A Ignorãça Temporã
A recente pesquisa do Ministério da Saúde sobre prevenção de contágio de HIV/AIDS gerou por um lado comemorações efusivas (li alhures, em comentários de blogs: “60% dos adolescentes usam camisinha! fico aliviada por meus filhos!”) ou preocupações consternadas, como do próprio Ministro José Gomes Temporão.
Em mim, não gera mais do que decepção – pela pesquisa, não pelo seu resultado. 20 anos de epidemia não foram suficientes para des-genitalizar o sexo.
Não conheço o protocolo de pesquisa aplicado, mas pelo que foi divulgado pelo próprio Ministério (e não apenas pela imprensa surtada brasileira) parece que a questão é de usar ou não usar camisinha numa relação sexual. Uma questão simplista, portanto.
Simplista porquê cabe perguntar: o que é uma relação sexual? Pica em buceta e pau no cu? Se for assim, 40% de adolescentes terem penetração vaginal ou anal sem preservativo é para causar pânico em qualquer sanitarista. E não corresponderia à situação de endemia controlada (apenas 700mil infectados num país que se esperava, no ano de 1986, que viesse a ter hoje quase 2 milhões).
Se a pesquisa não especifíca (e não especifíca) o que ela chama de relação sexual, ela vale tanto quanto uma enquete do Faustão. Poderia ser 0% de uso de camisinha por adolescentes – posto que as primeiras experiências sexuais de qualquer pessoa não se dá com penetração.
Aí me vem o Ministro Temporão (que de resto eu admiro muito) dizer que a única forma de prevenir HIV é usar camisinha sempre, é demais! Sempre como, Ministro? Sempre, inclui quando eu for lamber sovaco apenas? Sempre inclui sessões de punheta coletiva? Ou são estas coisas menos “relação sexual”?
Isto me lembra os anos 90, que se recomendava uso de filme plástico para fazer sexo oral em mulheres – o que obviamente ninguém usa. E hoje se sabe que o risco nestes casos é cretinamente baixo. O sexo oral em homens representa algum risco – mas ninguém usará mais camisinha por isso.
Seria muito mais proveitoso uma política de saúde que alertasse não para usar camisinha quando for chupar cacete – mas que levasse o sujeito a ponderar sobre o risco que quer correr, neste caso e em outros. E que sustentasse, no limite, e com veemência, que o sexo com penetração só é seguro com preservativo – e ponto final.
Esta ignorância do Ministro não é só dele. Graça ainda hoje entre diversas entidades sanitarias e de atenção primária em prevenção de DSTs – que fazem mais as vezes de bastiões da moral, com a idéia tutelar de que o uso livre de seu próprio corpo (numa suruba, por exemplo) é em si arriscado. Felizmente, não são todos os órgãos públicos e privados desta área que assim agem e pensam.
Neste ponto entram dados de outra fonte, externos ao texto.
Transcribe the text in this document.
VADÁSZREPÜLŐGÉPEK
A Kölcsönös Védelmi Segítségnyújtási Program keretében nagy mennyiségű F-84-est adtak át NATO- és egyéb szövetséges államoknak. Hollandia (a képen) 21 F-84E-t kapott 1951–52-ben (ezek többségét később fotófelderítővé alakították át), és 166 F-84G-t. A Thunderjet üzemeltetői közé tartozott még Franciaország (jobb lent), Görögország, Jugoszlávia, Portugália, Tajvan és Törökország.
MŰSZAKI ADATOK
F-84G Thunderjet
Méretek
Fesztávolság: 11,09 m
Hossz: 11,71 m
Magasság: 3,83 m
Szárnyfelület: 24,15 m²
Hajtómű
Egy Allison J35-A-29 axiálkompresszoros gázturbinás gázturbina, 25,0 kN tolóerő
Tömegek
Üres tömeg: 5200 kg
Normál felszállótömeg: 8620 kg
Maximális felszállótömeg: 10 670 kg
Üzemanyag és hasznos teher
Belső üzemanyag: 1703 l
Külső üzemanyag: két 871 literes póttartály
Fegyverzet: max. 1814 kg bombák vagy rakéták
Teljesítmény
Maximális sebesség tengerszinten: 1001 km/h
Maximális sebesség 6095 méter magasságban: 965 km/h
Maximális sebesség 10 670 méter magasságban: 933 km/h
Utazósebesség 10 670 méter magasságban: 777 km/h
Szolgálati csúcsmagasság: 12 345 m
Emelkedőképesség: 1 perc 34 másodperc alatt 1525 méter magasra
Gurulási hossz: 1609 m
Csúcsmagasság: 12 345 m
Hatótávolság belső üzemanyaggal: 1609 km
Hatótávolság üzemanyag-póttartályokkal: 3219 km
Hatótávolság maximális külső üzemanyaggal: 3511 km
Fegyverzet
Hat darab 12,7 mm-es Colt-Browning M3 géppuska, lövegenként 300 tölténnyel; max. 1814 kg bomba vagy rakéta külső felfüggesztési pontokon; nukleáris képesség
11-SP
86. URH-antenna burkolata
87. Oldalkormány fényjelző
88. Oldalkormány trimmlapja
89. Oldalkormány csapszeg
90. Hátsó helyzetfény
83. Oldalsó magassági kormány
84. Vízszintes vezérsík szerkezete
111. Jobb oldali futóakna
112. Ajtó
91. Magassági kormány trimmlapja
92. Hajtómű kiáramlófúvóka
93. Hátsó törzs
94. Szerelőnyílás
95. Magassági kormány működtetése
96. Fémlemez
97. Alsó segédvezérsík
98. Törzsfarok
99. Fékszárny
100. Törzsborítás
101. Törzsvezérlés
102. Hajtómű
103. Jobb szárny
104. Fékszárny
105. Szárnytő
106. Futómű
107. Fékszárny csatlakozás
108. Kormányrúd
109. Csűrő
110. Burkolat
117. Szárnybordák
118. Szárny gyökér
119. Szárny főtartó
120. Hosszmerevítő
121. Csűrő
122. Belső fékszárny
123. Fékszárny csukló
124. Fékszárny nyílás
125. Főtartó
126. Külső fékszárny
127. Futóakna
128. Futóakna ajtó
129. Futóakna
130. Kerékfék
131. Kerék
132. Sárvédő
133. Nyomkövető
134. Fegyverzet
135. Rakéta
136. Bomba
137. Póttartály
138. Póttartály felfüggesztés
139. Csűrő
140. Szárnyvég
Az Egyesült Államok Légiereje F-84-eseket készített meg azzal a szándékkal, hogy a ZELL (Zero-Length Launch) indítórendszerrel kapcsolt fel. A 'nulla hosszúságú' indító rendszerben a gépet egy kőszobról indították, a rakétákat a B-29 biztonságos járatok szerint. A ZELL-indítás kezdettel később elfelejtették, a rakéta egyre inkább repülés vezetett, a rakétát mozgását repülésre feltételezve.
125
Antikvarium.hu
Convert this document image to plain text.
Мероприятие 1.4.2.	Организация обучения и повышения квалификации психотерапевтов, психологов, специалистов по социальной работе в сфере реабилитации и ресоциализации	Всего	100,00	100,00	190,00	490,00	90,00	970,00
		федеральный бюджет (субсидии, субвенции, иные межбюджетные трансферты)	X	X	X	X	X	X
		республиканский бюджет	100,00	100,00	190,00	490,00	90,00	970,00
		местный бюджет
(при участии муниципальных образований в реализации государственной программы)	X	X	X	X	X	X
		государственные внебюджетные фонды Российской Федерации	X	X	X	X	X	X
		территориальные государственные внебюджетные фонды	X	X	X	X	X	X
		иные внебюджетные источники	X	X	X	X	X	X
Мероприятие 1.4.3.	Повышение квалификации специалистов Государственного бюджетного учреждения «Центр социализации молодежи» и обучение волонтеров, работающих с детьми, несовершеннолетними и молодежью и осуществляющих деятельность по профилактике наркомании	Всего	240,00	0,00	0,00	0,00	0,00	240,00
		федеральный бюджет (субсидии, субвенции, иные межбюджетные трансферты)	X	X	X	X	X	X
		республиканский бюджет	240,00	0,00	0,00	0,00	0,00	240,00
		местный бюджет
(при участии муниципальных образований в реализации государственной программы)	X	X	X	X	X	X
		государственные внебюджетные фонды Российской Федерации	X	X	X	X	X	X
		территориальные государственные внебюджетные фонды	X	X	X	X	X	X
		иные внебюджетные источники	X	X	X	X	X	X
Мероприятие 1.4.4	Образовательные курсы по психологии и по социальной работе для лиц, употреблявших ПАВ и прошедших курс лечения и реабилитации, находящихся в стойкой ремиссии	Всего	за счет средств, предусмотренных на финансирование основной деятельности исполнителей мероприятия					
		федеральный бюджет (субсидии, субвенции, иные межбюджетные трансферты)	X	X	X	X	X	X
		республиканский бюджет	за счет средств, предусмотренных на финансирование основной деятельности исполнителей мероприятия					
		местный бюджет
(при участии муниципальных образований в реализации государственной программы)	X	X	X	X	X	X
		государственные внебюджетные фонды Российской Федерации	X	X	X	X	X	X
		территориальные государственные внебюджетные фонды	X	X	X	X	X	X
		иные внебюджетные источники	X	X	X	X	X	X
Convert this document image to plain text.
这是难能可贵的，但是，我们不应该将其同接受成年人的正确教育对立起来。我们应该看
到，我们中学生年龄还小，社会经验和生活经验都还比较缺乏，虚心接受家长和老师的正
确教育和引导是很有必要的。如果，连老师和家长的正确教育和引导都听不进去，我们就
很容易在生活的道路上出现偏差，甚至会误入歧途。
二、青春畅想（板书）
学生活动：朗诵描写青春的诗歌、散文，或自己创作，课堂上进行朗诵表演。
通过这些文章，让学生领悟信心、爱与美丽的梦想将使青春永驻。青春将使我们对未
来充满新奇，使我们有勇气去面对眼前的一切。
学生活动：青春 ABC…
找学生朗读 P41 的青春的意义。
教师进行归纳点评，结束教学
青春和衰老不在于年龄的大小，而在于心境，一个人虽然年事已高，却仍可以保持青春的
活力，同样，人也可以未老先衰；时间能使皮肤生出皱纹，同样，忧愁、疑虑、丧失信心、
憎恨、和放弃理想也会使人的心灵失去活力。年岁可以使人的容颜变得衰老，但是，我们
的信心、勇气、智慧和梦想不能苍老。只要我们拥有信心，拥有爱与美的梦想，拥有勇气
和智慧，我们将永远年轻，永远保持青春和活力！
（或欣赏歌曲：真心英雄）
A ignorância do Ministro vem da incapacidade que estas instâncias têm de entender que o HIV não é uma epidemia do sexo, mas da sexualidade. Isto é: do desejo e do gozo – mas não do orgasmo e dos genitais. Isto é: que o viruzinho vem provar contumazmente aquilo que Sigmund Freud descobriu – que a relação sexual rigorosamente não existe, e que por isso qualquer relação é uma relação sexual. A maioria delas, sem nenhum risco epidêmico.